Figure 13. Distribution of GMFCS and MACS classes across the entire group of examined patients

The frequent occurrence of the first two functional classes according to GMFCS and MACS in the same patients is explained by the fact that outpatient patients prevailed in the study, who, in addition to the possibility of independent or assisted walking, had satisfactory manual skills, combined to ensure their adaptation to everyday life. In children of the second and third functional classes according to GMFCS and MACS, the ratio increased in favor of patients with manual disabilities, which indicates the dominance of motor disorders at these levels that limit the functioning of the upper extremities. This circumstance can confirm the existence of a relationship between manual skills and large motor functions in patients with cerebral palsy.

4. Conclusions

1. The frequent occurrence of the first two functional classes according to GMFCS and MACS in the same patients is explained by the fact that the study was dominated by outpatient patients who, in addition to the possibility of independent or assisted walking, had satisfactory manual skills, combined to ensure their adaptation to everyday life.

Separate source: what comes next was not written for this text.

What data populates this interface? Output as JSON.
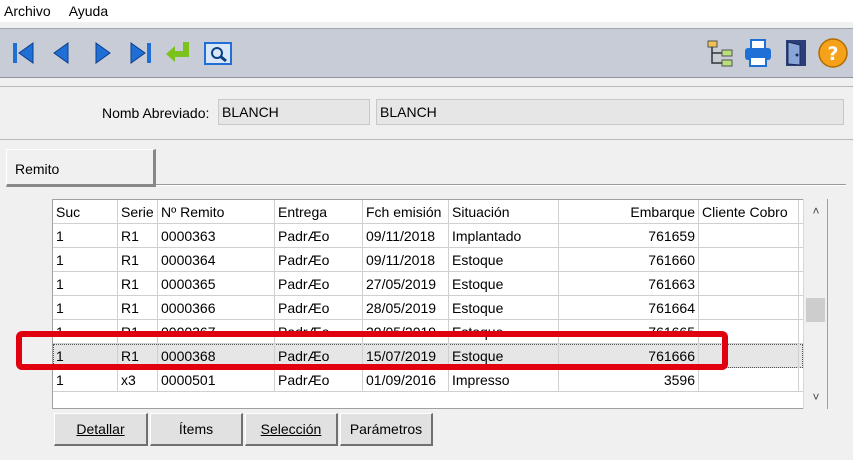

2. Thus, as the GMFCS class increases, there is also a deterioration in the functionality of the upper extremities according to MACS.

3. The most pronounced disorders of large motor functions and manual skills were noted with a mixed form of cerebral palsy, which indicates the presence of various types of motor disorders in their clinical picture and allows us to consider this variant of the course of the disease unfavorable.